Leverage: A company enjoys some type of advantage by virtue of the fact that it has experience in more than one country. Experience transfers mean that a company can leverage its experience in any part of the world. It can use management practices, strategies, products, advertising appeals, or sales or promotional ideas that have been test-marketed in one country or region and apply them in comparable markets. Because Chevron has drilled for oil under all conditions and recorded them, managers with a problem know how it has been handled in the past. Scale economies can be gained in manufacturing and by centralizing functional activities. Resource utilization means that a global companies can scan the entire world to identify people, money and raw material that will enable it to compete most effectively in world markets. Rising and falling “home country” currency is not an issue as the world is full of currencies and a global company seeks financial resources on the best available terms. It uses them where there is the best opportunity to serve a need at a profit. Global strategy is a design to create a winning offering on a global scale. A global strategy is built on an information system that scans the world business environment to identify opportunities, trends, threats, and resources. When opportunities are identified, the global company leverages its skills and focuses it resources to create superior value for customers and achieve competitive advantage.
Management myopia and organizational culture: Ethnocentric companies will not expand geographically.

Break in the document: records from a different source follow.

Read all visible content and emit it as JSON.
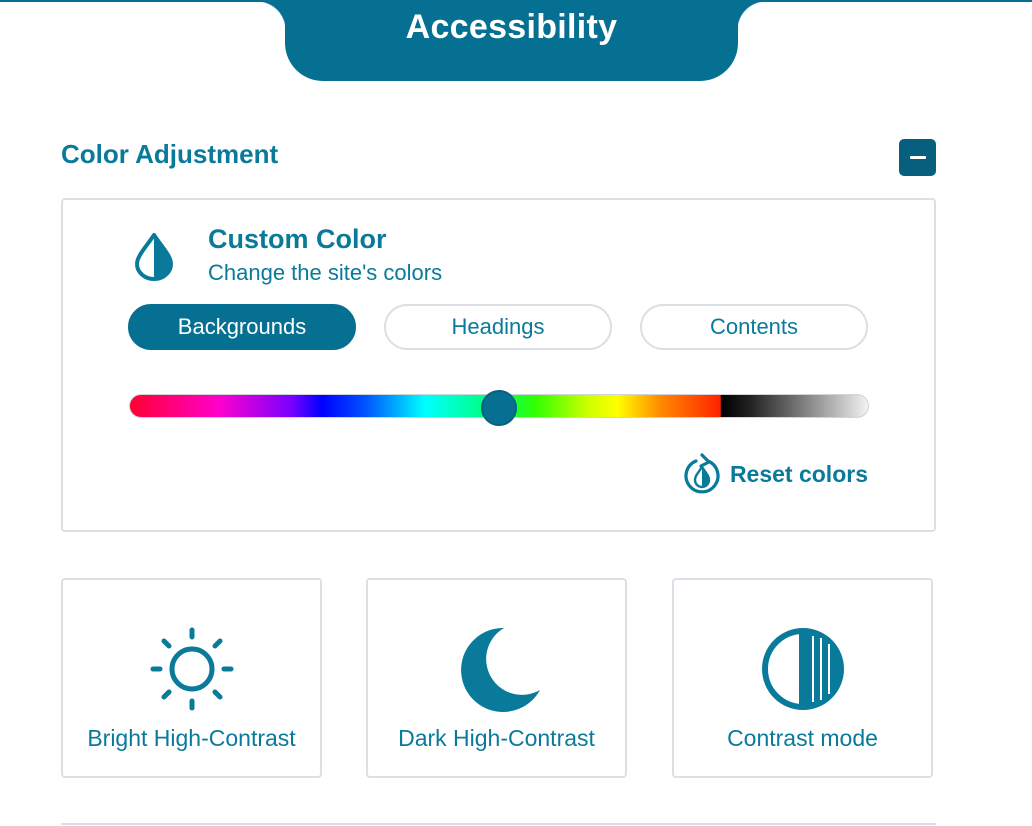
{
  "header": {
    "title": "Accessibility"
  },
  "section": {
    "title": "Color Adjustment"
  },
  "custom_color": {
    "title": "Custom Color",
    "subtitle": "Change the site's colors",
    "tabs": [
      {
        "label": "Backgrounds",
        "active": true
      },
      {
        "label": "Headings",
        "active": false
      },
      {
        "label": "Contents",
        "active": false
      }
    ],
    "slider_value": 0.5,
    "reset_label": "Reset colors"
  },
  "modes": [
    {
      "label": "Bright High-Contrast",
      "icon": "sun-icon"
    },
    {
      "label": "Dark High-Contrast",
      "icon": "moon-icon"
    },
    {
      "label": "Contrast mode",
      "icon": "contrast-icon"
    }
  ],
  "colors": {
    "accent": "#067092",
    "text": "#0a7a9a",
    "border": "#dcdfe6"
  }
}
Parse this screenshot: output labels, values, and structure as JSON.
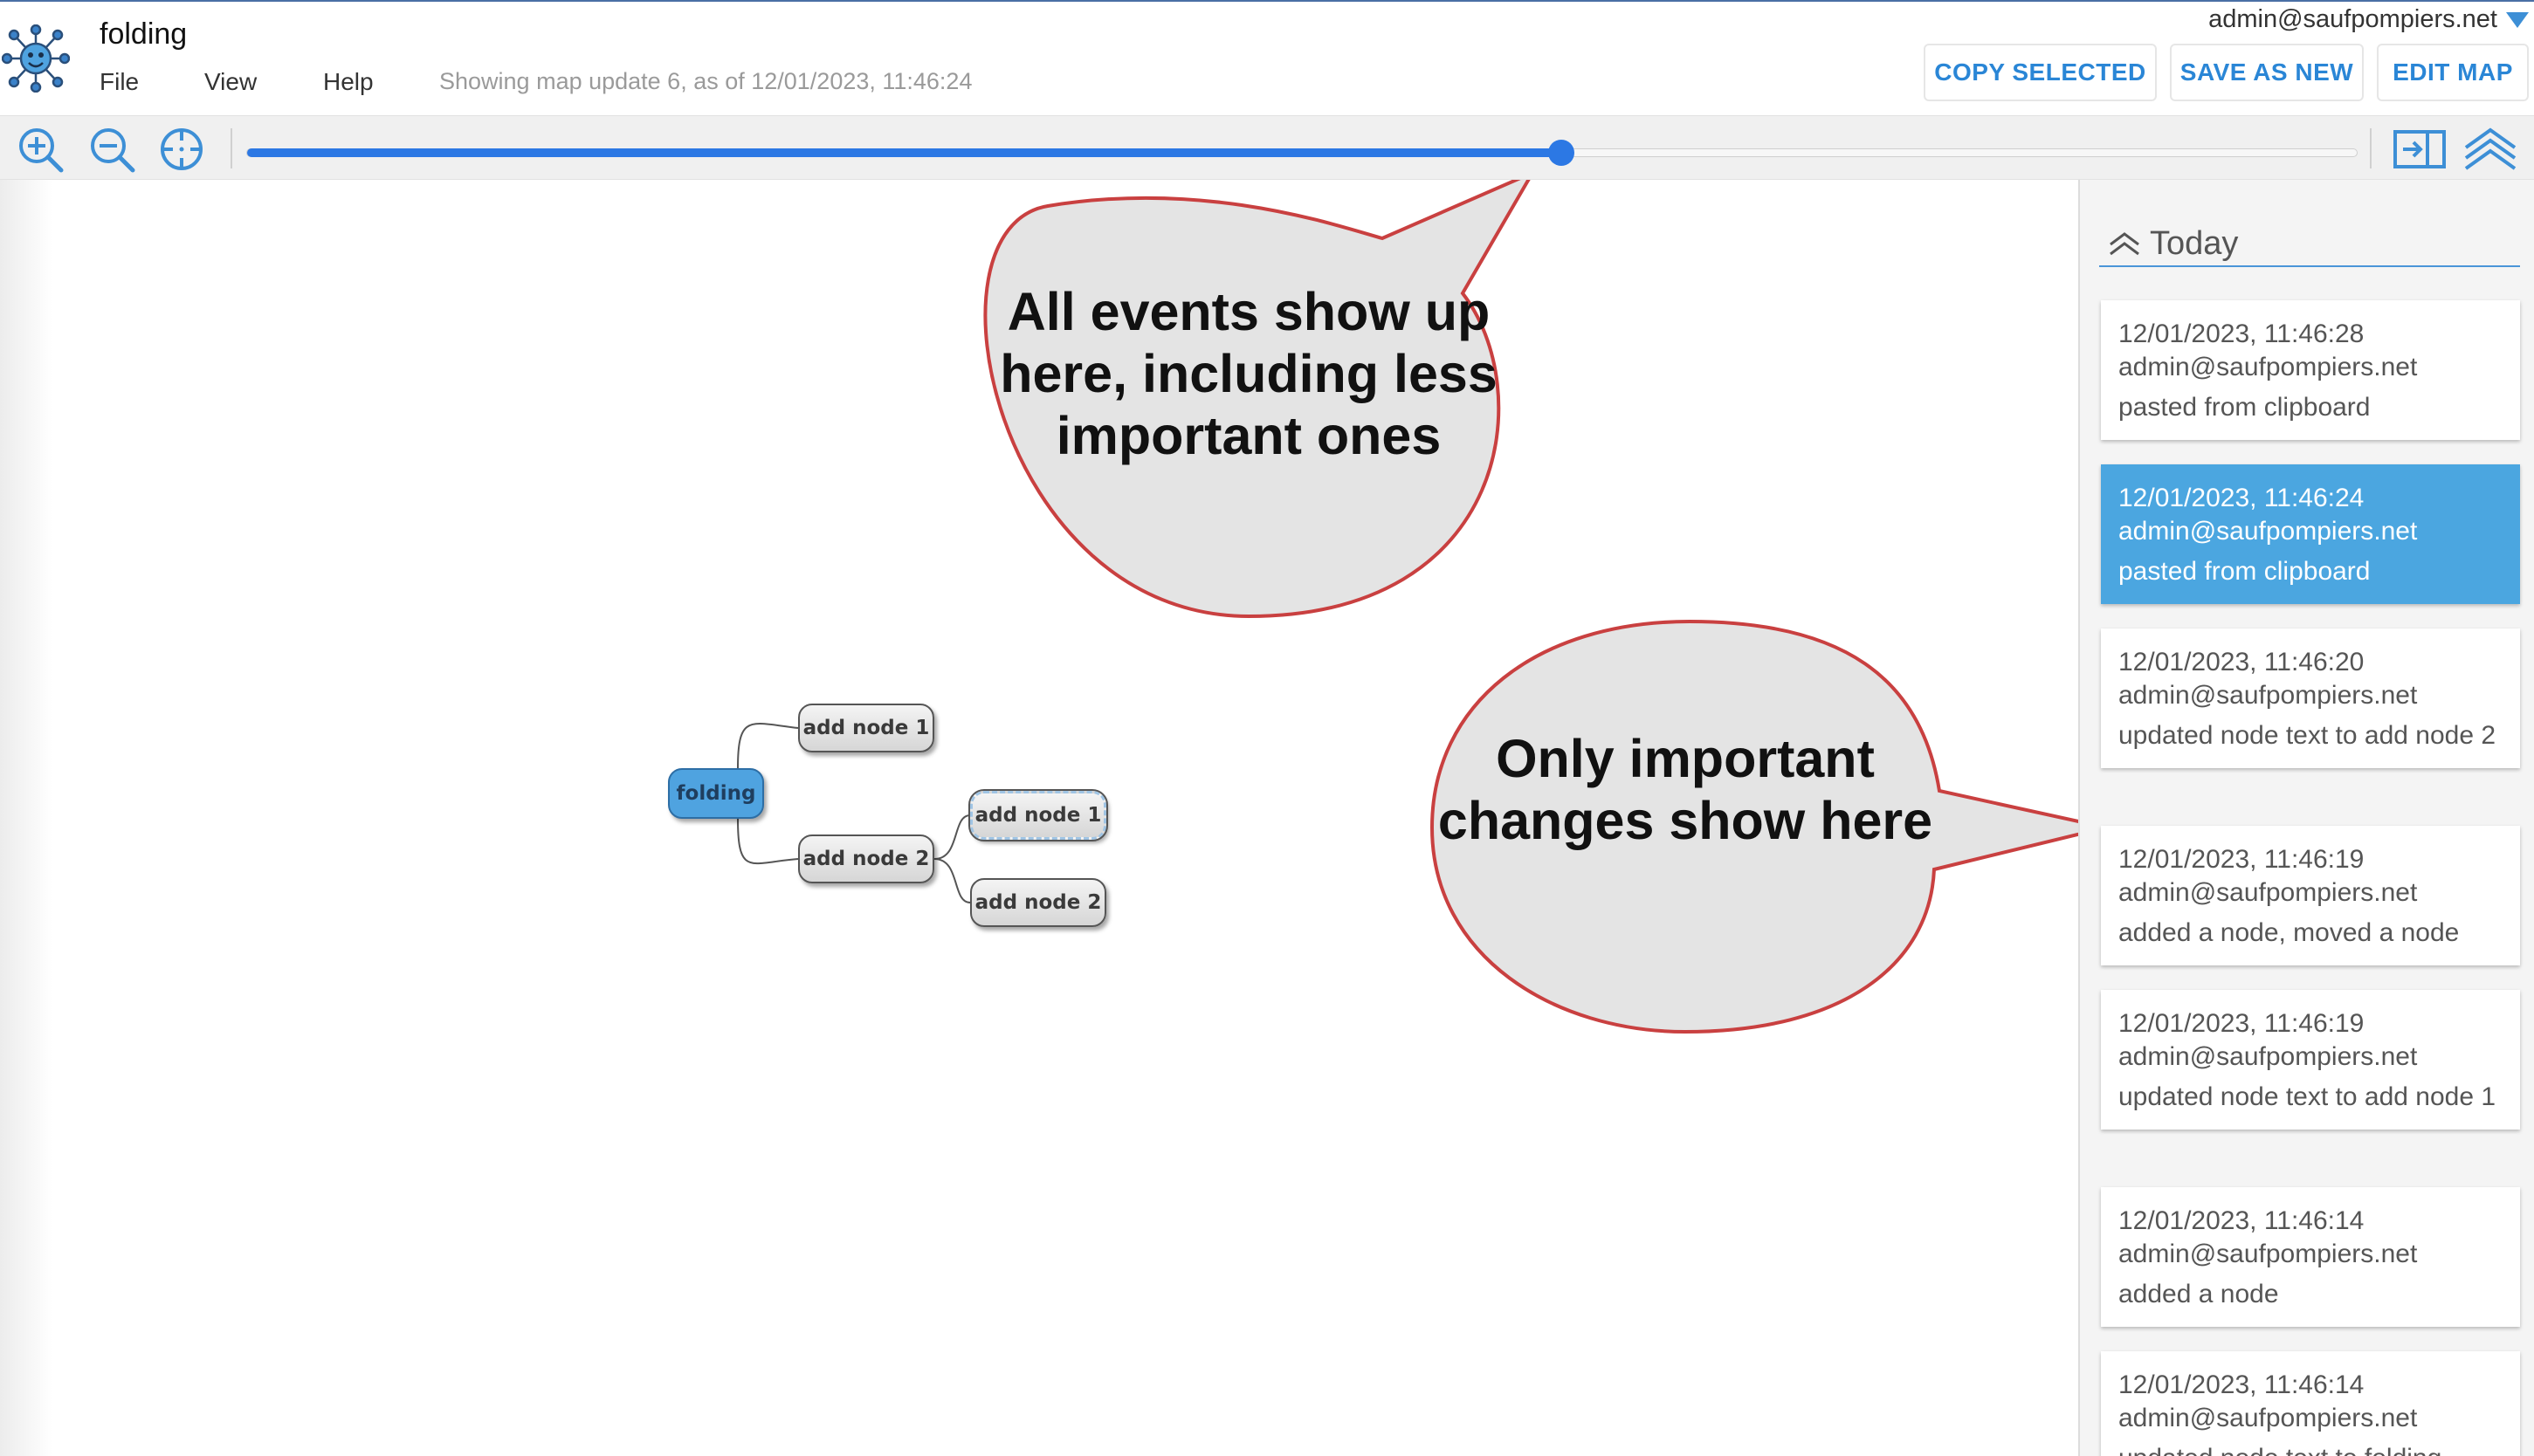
{
  "app": {
    "logo_icon": "bug-logo-icon",
    "map_title": "folding"
  },
  "menu": {
    "file": "File",
    "view": "View",
    "help": "Help"
  },
  "status": "Showing map update 6, as of 12/01/2023, 11:46:24",
  "user": {
    "email": "admin@saufpompiers.net",
    "caret_icon": "caret-down-icon"
  },
  "buttons": {
    "copy_selected": "COPY SELECTED",
    "save_as_new": "SAVE AS NEW",
    "edit_map": "EDIT MAP"
  },
  "toolbar": {
    "icons": [
      "zoom-in-icon",
      "zoom-out-icon",
      "center-map-icon",
      "split-view-icon",
      "collapse-all-icon"
    ],
    "timeline_progress": 0.623
  },
  "mindmap": {
    "root": "folding",
    "nodes": [
      "add node 1",
      "add node 2",
      "add node 1",
      "add node 2"
    ]
  },
  "callouts": [
    {
      "text": "All events show up here, including less important ones"
    },
    {
      "text": "Only important changes show here"
    }
  ],
  "history": {
    "section_title": "Today",
    "events": [
      {
        "time": "12/01/2023, 11:46:28",
        "user": "admin@saufpompiers.net",
        "desc": "pasted from clipboard",
        "selected": false
      },
      {
        "time": "12/01/2023, 11:46:24",
        "user": "admin@saufpompiers.net",
        "desc": "pasted from clipboard",
        "selected": true
      },
      {
        "time": "12/01/2023, 11:46:20",
        "user": "admin@saufpompiers.net",
        "desc": "updated node text to add node 2",
        "selected": false
      },
      {
        "time": "12/01/2023, 11:46:19",
        "user": "admin@saufpompiers.net",
        "desc": "added a node, moved a node",
        "selected": false
      },
      {
        "time": "12/01/2023, 11:46:19",
        "user": "admin@saufpompiers.net",
        "desc": "updated node text to add node 1",
        "selected": false
      },
      {
        "time": "12/01/2023, 11:46:14",
        "user": "admin@saufpompiers.net",
        "desc": "added a node",
        "selected": false
      },
      {
        "time": "12/01/2023, 11:46:14",
        "user": "admin@saufpompiers.net",
        "desc": "updated node text to folding",
        "selected": false
      }
    ]
  },
  "colors": {
    "accent": "#2c78e4",
    "selected_event": "#4ba6e0",
    "root_node": "#4fa3e0",
    "callout_fill": "#e4e4e4",
    "callout_stroke": "#c94040"
  }
}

Managers tend to dictate when they should create strong local teams that they can rely upon for market information. Know-it-all local teams won’t listen to management and all-knowing managers won’t listen to local experts. Successful global companies have learned to integrate global vision and perspective with local market initiative and input.
National controls: Every country tries to protect its home industries and services through tariff and non-tariff controls. Thanks to organizations like GATT, WTO, NAFTA, EU, and other economic agreements, tariffs have been largely removed in high-income countries. Non-tariff barriers to trade include “Buy Local” campaigns, food safety rules, and other bureaucratic obstacles.
Opposition to Globalization: Globophobia is the term used to describe an attitude of hostility toward trade agreements, global brands, or company policies that appear to result in hardship for some individuals or countries while benefiting others. Opponents to globalization include college or university students, NGOs, and labor unions. Some Americans believe that globalization has sent American jobs—both blue- and white-collar—overseas and also depressed wages at home. In developing countries, many believe that free trade agreements benefit the world’s most advanced countries. An unemployed miner in Bolivia said, “Globalization is just another name for submission and domination. We’ve had to live with that here for 500 years and now we want to be our own masters.”